Things are going downhill fast around here. I’m just giving you a little warning: I’ll be using some less than savory language. Check your decorum at the door.
The best present I ever bought my son was a fart gun. (I warned you.) He loves it. He loves it so much, in fact, that we’ve bought one for several other friends and cousins for birthdays. It’s always a hit. I mean, it’s definitely always a hit with the kids. I’ve gotten several sideways glances from the grown-ups, but it’s totally worth it for the glee and giggles. Totally.
When you are seven (or seventy) it is so fun to be a little gross – to play in the mud and to say something you shouldn’t say. For some kids, it’s all about the silliness and the irreverence, and if you can make a grown-up squirm – all the more fun!
In School Library
We know that there is a time and a place for teaching respect and boundaries. We know that it is important that kids learn to behave in a socially acceptable way. But, maybe, if we can learn to let our guards down just a bit, we might make ourselves just a little more accessible, a little more approachable – especially for those kids that are harder to reach. And we can be a model for the perfectionists, the kiddos that are so afraid to take a risk, to make a mistake, to be a little silly. We can show them that it’s okay to let down their guards, to laugh at themselves and to let others laugh with them.
I read an article last week “Hook ’em with Humor, Grab ’em with Gross” by librarian Trish Dollyhigh (2012). In the article, Dollyhigh suggests that we use the power of the gross to engage high school students, to get them to sit up and pay attention. (What?!? Read picture books to high schoolers? I’m in!) When I interviewed our school librarian, she discussed a books she read called Poop Detectives to our elementary students. Since, reading this book in her library lessons, it is always checked out. The kids are hooked – and because “poop” was the bait, they are learning about conservation and reading about subjects they may have had no interest in previously.
My son’s favorite books include What Do You Do With a Tail Like This which includes silly pictures and an animal named a blue-footed booby. How can you not cackle at the words blue-footed booby? He also adores The Book with No Pictures which forces adult readers to make fools of themselves by singing silly songs and saying words like “boo boo butt.” I love to let my class “trick” guests into reading this book to them. And, of course, “Tra-la-laaa!” Captain Underpants!
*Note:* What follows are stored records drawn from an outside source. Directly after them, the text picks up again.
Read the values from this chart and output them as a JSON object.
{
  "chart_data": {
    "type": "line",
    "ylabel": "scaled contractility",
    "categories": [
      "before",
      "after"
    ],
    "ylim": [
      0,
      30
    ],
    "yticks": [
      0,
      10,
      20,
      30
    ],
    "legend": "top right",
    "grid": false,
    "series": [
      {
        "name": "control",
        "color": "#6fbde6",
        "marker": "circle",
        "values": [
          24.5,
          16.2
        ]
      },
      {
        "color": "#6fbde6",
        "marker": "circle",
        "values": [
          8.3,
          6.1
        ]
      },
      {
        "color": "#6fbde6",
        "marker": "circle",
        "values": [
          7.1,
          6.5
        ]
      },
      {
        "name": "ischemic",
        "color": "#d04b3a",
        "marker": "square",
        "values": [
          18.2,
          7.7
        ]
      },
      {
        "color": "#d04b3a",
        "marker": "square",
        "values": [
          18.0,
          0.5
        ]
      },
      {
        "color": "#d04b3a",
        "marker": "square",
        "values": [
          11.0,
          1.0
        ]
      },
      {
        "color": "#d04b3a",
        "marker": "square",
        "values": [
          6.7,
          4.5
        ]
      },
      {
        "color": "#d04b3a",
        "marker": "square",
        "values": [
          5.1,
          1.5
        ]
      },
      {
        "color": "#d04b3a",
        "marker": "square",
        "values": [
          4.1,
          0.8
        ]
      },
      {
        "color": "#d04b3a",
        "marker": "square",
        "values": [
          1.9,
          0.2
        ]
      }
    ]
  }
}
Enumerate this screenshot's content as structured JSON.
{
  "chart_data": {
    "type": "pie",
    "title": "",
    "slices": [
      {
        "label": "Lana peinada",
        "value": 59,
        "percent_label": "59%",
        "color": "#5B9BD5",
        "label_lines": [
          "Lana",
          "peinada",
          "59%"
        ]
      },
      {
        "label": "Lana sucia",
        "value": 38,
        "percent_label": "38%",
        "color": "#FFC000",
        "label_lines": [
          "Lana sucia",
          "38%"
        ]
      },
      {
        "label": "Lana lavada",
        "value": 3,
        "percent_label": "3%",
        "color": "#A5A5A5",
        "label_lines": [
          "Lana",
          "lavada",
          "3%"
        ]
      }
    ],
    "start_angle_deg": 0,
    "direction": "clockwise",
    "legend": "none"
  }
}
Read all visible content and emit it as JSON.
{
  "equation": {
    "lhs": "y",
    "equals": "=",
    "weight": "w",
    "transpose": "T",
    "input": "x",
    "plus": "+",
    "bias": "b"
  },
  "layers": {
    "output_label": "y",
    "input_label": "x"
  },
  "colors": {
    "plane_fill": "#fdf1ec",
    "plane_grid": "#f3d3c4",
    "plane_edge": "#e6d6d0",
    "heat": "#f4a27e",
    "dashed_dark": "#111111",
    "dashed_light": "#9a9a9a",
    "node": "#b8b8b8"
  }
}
I’ve heard adults question the validity of Captain Underpants and other similarly themed texts – and I get it. There is a world of beautifully written literature to choose from. But, if Captain Underpants is the text that opens the door for my son or my students, then I’m all in. And, well, it’s kinda funny. Don’t believe me? Go ask Alexa to tell you a fart joke. I’ll wait…
When we meet kids where they are, when we show them that we care about what they care about, we show them that books aren’t for other people. We show them reading is fun. It’s exciting. It’s within reach. We show them that literacy is a path to anywhere, even someplace silly.
Dollyhigh, T. (2012). Hook ’em with humor, grab ’em with gross. Library Media Connection, 31(3), 42-43.
Jenkins, S., & Page, R. (2011). What do you do with a tail like this? Carmel, California: National Geographic School Publishing.
Novak, B. J. (2016). The book with no pictures. London: Puffin.
Pilkey, D. (2014). Captain Underpants. London: Scholastic.
Wadsworth, G. (2016). Poop detectives: Working dogs in the field. Watertown, Massachusetts: Charlesbridge.